Human beings are such complex and contradictory creatures. We can profess to want one thing and yet yearn for another.

We claim to be excited by the new but cling to the familiar. We seek the unexpected but baulk at its unpredictability.

And I’m not just talking about the latest smartphone or the changing face of our suburbs. The same seems to hold true in our relationships with each other.

What happens when the joking, life-of-the-party decides he has had enough of being entertaining and becomes introspective and serious?

What happens when the joiner of committees, participant in working bees and attendee of groups and classes decides to withdraw from all commitments and focus on herself?

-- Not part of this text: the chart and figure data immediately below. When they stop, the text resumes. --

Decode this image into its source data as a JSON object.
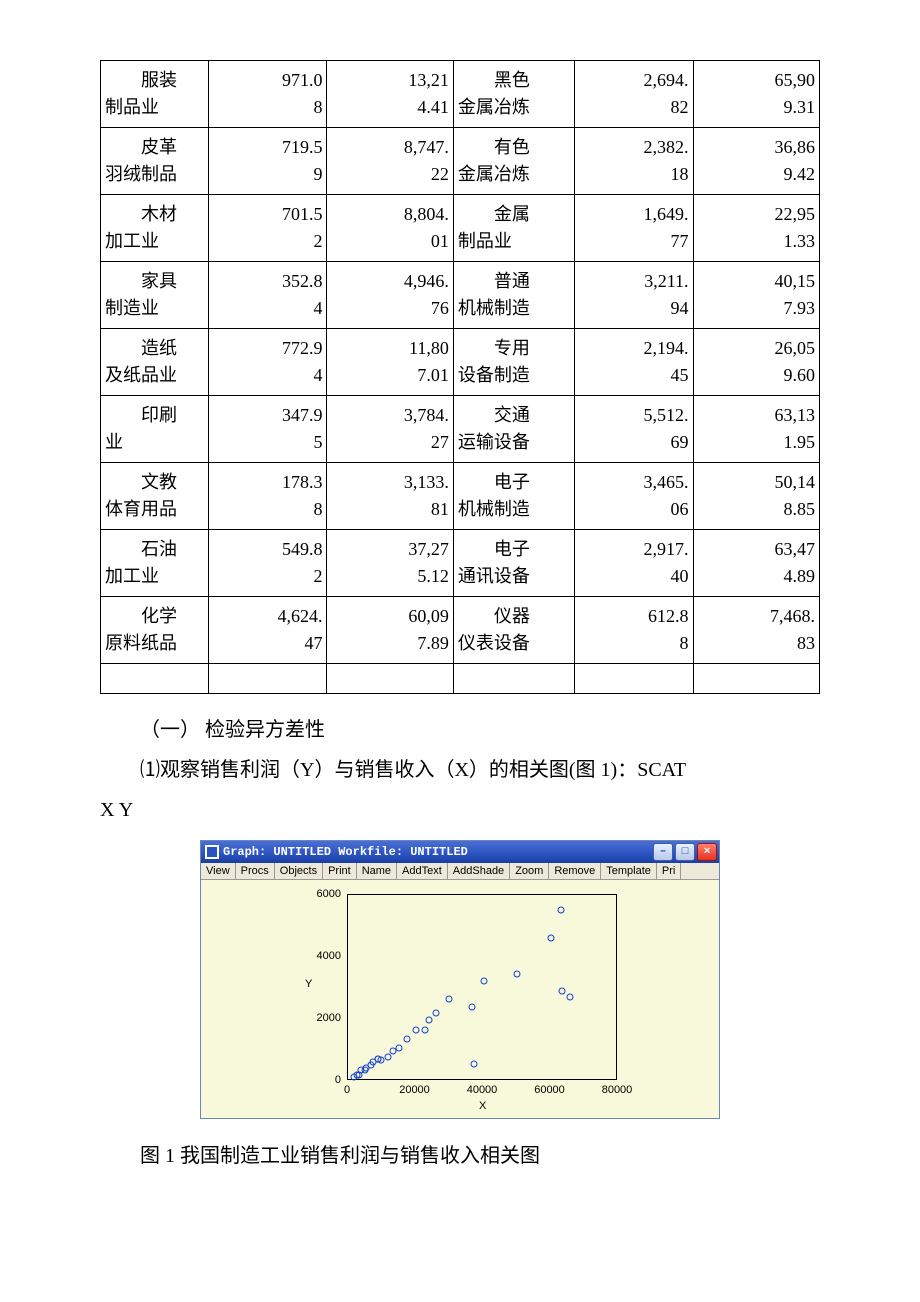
{
  "table": {
    "rows": [
      {
        "a1": "服装",
        "a2": "制品业",
        "b1": "971.0",
        "b2": "8",
        "c1": "13,21",
        "c2": "4.41",
        "d1": "黑色",
        "d2": "金属冶炼",
        "e1": "2,694.",
        "e2": "82",
        "f1": "65,90",
        "f2": "9.31"
      },
      {
        "a1": "皮革",
        "a2": "羽绒制品",
        "b1": "719.5",
        "b2": "9",
        "c1": "8,747.",
        "c2": "22",
        "d1": "有色",
        "d2": "金属冶炼",
        "e1": "2,382.",
        "e2": "18",
        "f1": "36,86",
        "f2": "9.42"
      },
      {
        "a1": "木材",
        "a2": "加工业",
        "b1": "701.5",
        "b2": "2",
        "c1": "8,804.",
        "c2": "01",
        "d1": "金属",
        "d2": "制品业",
        "e1": "1,649.",
        "e2": "77",
        "f1": "22,95",
        "f2": "1.33"
      },
      {
        "a1": "家具",
        "a2": "制造业",
        "b1": "352.8",
        "b2": "4",
        "c1": "4,946.",
        "c2": "76",
        "d1": "普通",
        "d2": "机械制造",
        "e1": "3,211.",
        "e2": "94",
        "f1": "40,15",
        "f2": "7.93"
      },
      {
        "a1": "造纸",
        "a2": "及纸品业",
        "b1": "772.9",
        "b2": "4",
        "c1": "11,80",
        "c2": "7.01",
        "d1": "专用",
        "d2": "设备制造",
        "e1": "2,194.",
        "e2": "45",
        "f1": "26,05",
        "f2": "9.60"
      },
      {
        "a1": "印刷",
        "a2": "业",
        "b1": "347.9",
        "b2": "5",
        "c1": "3,784.",
        "c2": "27",
        "d1": "交通",
        "d2": "运输设备",
        "e1": "5,512.",
        "e2": "69",
        "f1": "63,13",
        "f2": "1.95"
      },
      {
        "a1": "文教",
        "a2": "体育用品",
        "b1": "178.3",
        "b2": "8",
        "c1": "3,133.",
        "c2": "81",
        "d1": "电子",
        "d2": "机械制造",
        "e1": "3,465.",
        "e2": "06",
        "f1": "50,14",
        "f2": "8.85"
      },
      {
        "a1": "石油",
        "a2": "加工业",
        "b1": "549.8",
        "b2": "2",
        "c1": "37,27",
        "c2": "5.12",
        "d1": "电子",
        "d2": "通讯设备",
        "e1": "2,917.",
        "e2": "40",
        "f1": "63,47",
        "f2": "4.89"
      },
      {
        "a1": "化学",
        "a2": "原料纸品",
        "b1": "4,624.",
        "b2": "47",
        "c1": "60,09",
        "c2": "7.89",
        "d1": "仪器",
        "d2": "仪表设备",
        "e1": "612.8",
        "e2": "8",
        "f1": "7,468.",
        "f2": "83"
      }
    ]
  },
  "text": {
    "section_title": "（一） 检验异方差性",
    "para1_a": "⑴观察销售利润（Y）与销售收入（X）的相关图(图 1)：SCAT",
    "para1_b": "X Y",
    "caption": "图 1 我国制造工业销售利润与销售收入相关图"
  },
  "window": {
    "title": "Graph: UNTITLED   Workfile: UNTITLED",
    "min_symbol": "–",
    "max_symbol": "□",
    "close_symbol": "×",
    "toolbar": [
      "View",
      "Procs",
      "Objects",
      "Print",
      "Name",
      "AddText",
      "AddShade",
      "Zoom",
      "Remove",
      "Template",
      "Pri"
    ]
  },
  "scatter": {
    "type": "scatter",
    "xlabel": "X",
    "ylabel": "Y",
    "xlim": [
      0,
      80000
    ],
    "ylim": [
      0,
      6000
    ],
    "xticks": [
      0,
      20000,
      40000,
      60000,
      80000
    ],
    "yticks": [
      0,
      2000,
      4000,
      6000
    ],
    "background": "#f8f8da",
    "frame_color": "#000000",
    "marker_color": "#1040d0",
    "marker_size_px": 7,
    "points": [
      {
        "x": 13214,
        "y": 971
      },
      {
        "x": 8747,
        "y": 720
      },
      {
        "x": 8804,
        "y": 702
      },
      {
        "x": 4947,
        "y": 353
      },
      {
        "x": 11807,
        "y": 773
      },
      {
        "x": 3784,
        "y": 348
      },
      {
        "x": 3134,
        "y": 178
      },
      {
        "x": 37275,
        "y": 550
      },
      {
        "x": 60098,
        "y": 4624
      },
      {
        "x": 65909,
        "y": 2695
      },
      {
        "x": 36869,
        "y": 2382
      },
      {
        "x": 22951,
        "y": 1650
      },
      {
        "x": 40158,
        "y": 3212
      },
      {
        "x": 26060,
        "y": 2194
      },
      {
        "x": 63132,
        "y": 5513
      },
      {
        "x": 50149,
        "y": 3465
      },
      {
        "x": 63475,
        "y": 2917
      },
      {
        "x": 7469,
        "y": 613
      },
      {
        "x": 1800,
        "y": 120
      },
      {
        "x": 2600,
        "y": 180
      },
      {
        "x": 5200,
        "y": 420
      },
      {
        "x": 6800,
        "y": 520
      },
      {
        "x": 9800,
        "y": 680
      },
      {
        "x": 15000,
        "y": 1050
      },
      {
        "x": 17500,
        "y": 1350
      },
      {
        "x": 20000,
        "y": 1650
      },
      {
        "x": 24000,
        "y": 1980
      },
      {
        "x": 30000,
        "y": 2650
      }
    ]
  }
}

What happens when the one who has always been available to provide a listening ear or a shoulder to cry on decides to distance himself to focus on his own life troubles?

What happens?

The world doesn’t cope.

The friends of the Joker, used to sitting back and being entertained, find it too hard to have a serious conversation and stop inviting him to social events.

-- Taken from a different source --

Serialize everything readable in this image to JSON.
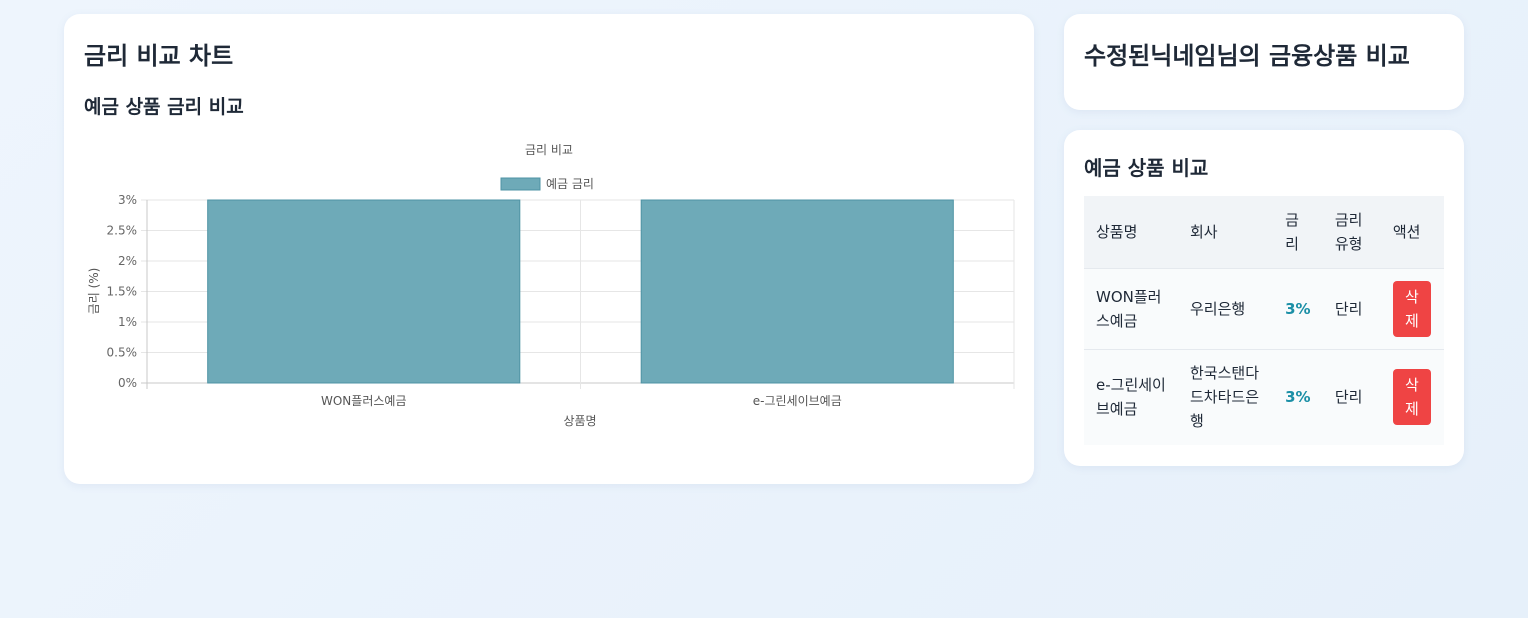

The members of committees and working bees, the leaders of groups and teachers of classes, instead of inspiring new people to participate, bemoan the fact that things no longer get done and people no longer come now the Joiner is not involved.

The friends of the Carer resent his unavailability to them and withdraw their friendship just when he needs it most.

What does the one who has changed do now?

A. He reverts back to his previous persona, all the while resenting the role he must play to comply with expectations.

or

B. She persists in her new persona and suffers the barbs and the loneliness this attracts.

Both difficult choices.

or….

When others come looking for the person he or she used to be, there’s always the good old Jedi mind trick.

“I am not the person you are looking for.”